The position of chief scientific advisor to the EU Commission President should be scrapped in the interests of scientific integrity and the public interest, a group of NGOs, including Greenpeace and GMWatch, has told the incoming President, Jean-Claude Juncker. Currently the post is held by Anne Glover, whose unscientific GMO promotionals have made her – and the position of chief science advisor – notorious. The pro-GMO lobby group Sense About Science (SAS) sprang to the post's defence, writing an open letter asking the EU President to keep the position, and many scientists and scientific organisations signed on. But SAS seriously misled the signatories, claiming in the letter that Glover had delivered "impartial and rigorous advice” to the Commission. In fact her advice has been kept secret, so no one knows whether Glover's advice has been "impartial and rigorous" or a large pile of prejudice and moonshine. SAS also misled the public, with the organisation's Sile Lane claiming on BBC radio that Glover was a model of transparency. In reality, not only has Glover's advice never been transparent, but Glover subsequently told the press that in future all advice from the chief scientific advisor should remain “not transparent” and immune from public scrutiny!
One hundred French celebrities have launched a campaign against the TTIP trade deal between the US and Europe. The protesters say the new treaty will lower economic standards and bring a large influx of GMO products from the US. A group of German physicians and scientists has called on Chancellor Angela Merkel to use her influence to halt TTIP in the interests of public health and the environment. And the European Ombudsman has called for documents related to the talks to be published.
Monsanto's application for the import into Europe of GM oilseed rape be refused because experience in other countries shows it could spread uncontrollably, says the research group Testbiotech.

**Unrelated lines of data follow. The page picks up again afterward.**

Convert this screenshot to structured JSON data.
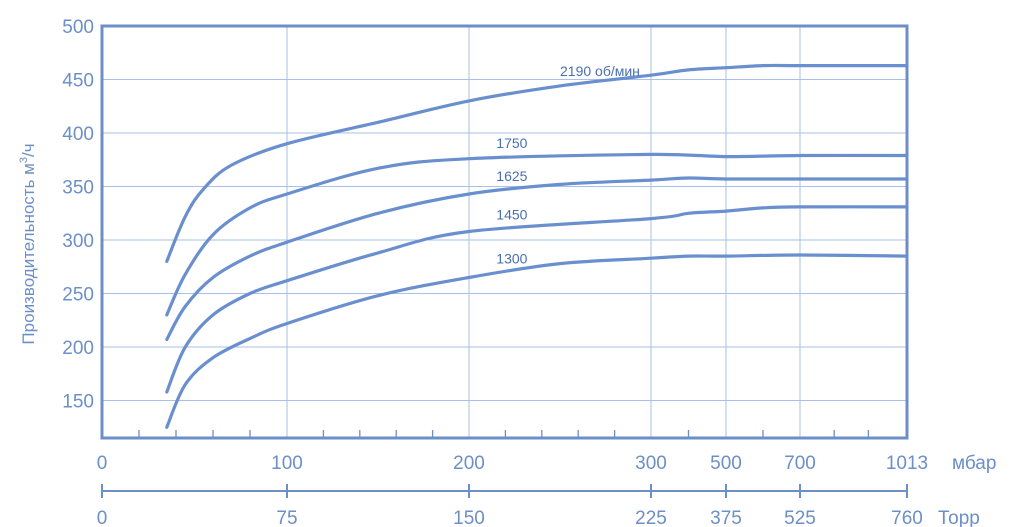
{
  "chart_data": {
    "type": "line",
    "y_axis": {
      "label": "Производительность м",
      "label_sup": "3",
      "label_suffix": "/ч",
      "ticks": [
        150,
        200,
        250,
        300,
        350,
        400,
        450,
        500
      ],
      "ylim": [
        115,
        500
      ]
    },
    "x_axis_mbar": {
      "unit": "мбар",
      "ticks": [
        {
          "value": 0,
          "label": "0"
        },
        {
          "value": 100,
          "label": "100"
        },
        {
          "value": 200,
          "label": "200"
        },
        {
          "value": 300,
          "label": "300"
        },
        {
          "value": 500,
          "label": "500"
        },
        {
          "value": 700,
          "label": "700"
        },
        {
          "value": 1013,
          "label": "1013"
        }
      ]
    },
    "x_axis_torr": {
      "unit": "Торр",
      "ticks": [
        {
          "value": 0,
          "label": "0"
        },
        {
          "value": 75,
          "label": "75"
        },
        {
          "value": 150,
          "label": "150"
        },
        {
          "value": 225,
          "label": "225"
        },
        {
          "value": 375,
          "label": "375"
        },
        {
          "value": 525,
          "label": "525"
        },
        {
          "value": 760,
          "label": "760"
        }
      ]
    },
    "series": [
      {
        "name": "2190",
        "unit": "об/мин",
        "points": [
          [
            35,
            280
          ],
          [
            45,
            322
          ],
          [
            55,
            348
          ],
          [
            70,
            370
          ],
          [
            100,
            390
          ],
          [
            150,
            410
          ],
          [
            200,
            430
          ],
          [
            250,
            444
          ],
          [
            300,
            454
          ],
          [
            400,
            459
          ],
          [
            500,
            461
          ],
          [
            600,
            463
          ],
          [
            700,
            463
          ],
          [
            1013,
            463
          ]
        ]
      },
      {
        "name": "1750",
        "points": [
          [
            35,
            230
          ],
          [
            45,
            268
          ],
          [
            60,
            305
          ],
          [
            80,
            330
          ],
          [
            100,
            343
          ],
          [
            150,
            367
          ],
          [
            200,
            376
          ],
          [
            300,
            380
          ],
          [
            500,
            378
          ],
          [
            700,
            379
          ],
          [
            1013,
            379
          ]
        ]
      },
      {
        "name": "1625",
        "points": [
          [
            35,
            207
          ],
          [
            45,
            238
          ],
          [
            60,
            265
          ],
          [
            80,
            285
          ],
          [
            100,
            298
          ],
          [
            150,
            325
          ],
          [
            200,
            343
          ],
          [
            250,
            352
          ],
          [
            300,
            356
          ],
          [
            400,
            358
          ],
          [
            500,
            357
          ],
          [
            700,
            357
          ],
          [
            1013,
            357
          ]
        ]
      },
      {
        "name": "1450",
        "points": [
          [
            35,
            158
          ],
          [
            45,
            200
          ],
          [
            60,
            230
          ],
          [
            80,
            250
          ],
          [
            100,
            262
          ],
          [
            150,
            288
          ],
          [
            200,
            308
          ],
          [
            300,
            320
          ],
          [
            400,
            325
          ],
          [
            500,
            327
          ],
          [
            600,
            330
          ],
          [
            700,
            331
          ],
          [
            1013,
            331
          ]
        ]
      },
      {
        "name": "1300",
        "points": [
          [
            35,
            125
          ],
          [
            45,
            165
          ],
          [
            60,
            190
          ],
          [
            80,
            208
          ],
          [
            100,
            222
          ],
          [
            150,
            248
          ],
          [
            200,
            265
          ],
          [
            250,
            278
          ],
          [
            300,
            283
          ],
          [
            400,
            285
          ],
          [
            500,
            285
          ],
          [
            700,
            286
          ],
          [
            1013,
            285
          ]
        ]
      }
    ]
  }
}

The GMO lobby is trying to win public acceptance and a regulatory light touch for new GM techniques, which they call "genome editing". But a section from the report GMO Myths and Truths explains why genome editing is still imprecise and must be regulated just like any other GM technique. Shortly after this lobbying effort, which showed the hand of the Science Media Centre, scientists went public with their concerns about the risks of one application of "genome editing", saying it could cause "ecological mayhem" and asking for more regulatory scrutiny.
Industry tests claiming GMOs are safe should be independently repeated, writes Prof Jack Heinemann in an article for The Conversation.
The British government stands accused by scientists of misleading the public by refusing to acknowledge that babies born through a new controversial IVF technique will be genetically modified. Read more
"The so-called science, which is being promoted by big businesses is becoming a superstition; one should not follow it blindly. They say that the US has adopted GMO foods, but they are telling half-truth as consumers are not ready for GM food. People all around the world are unhappy." – Ashwani Mahajan, national convenor of the Swadeshi Jagaran Manch, the economic wing of the political group Sangh Parivar, India. Read more
"I keep coming across the same phenomenon: scholars of all kinds, but especially scientists and economists, no longer seeking dispassionately after truth as they are generally understood to do, but using their talents and their education to defend the status quo – the prevailing economy and mode of government and the ideas that lie behind them, moral and otherwise. They do this even though it is obvious to all thinking people that the status quo will not do." – Colin Tudge, science writer and founder, Campaign for Real Farming, UK. Read more
The second edition of GMO Myths and Truths, co-authored by genetic engineers Dr John Fagan and Dr Michael Antoniou and researcher Claire Robinson, has been released as a free online download.
"10 reasons we don't need GM foods", a new short report from the authors of "GMO Myths and Truths", has been published as a free download.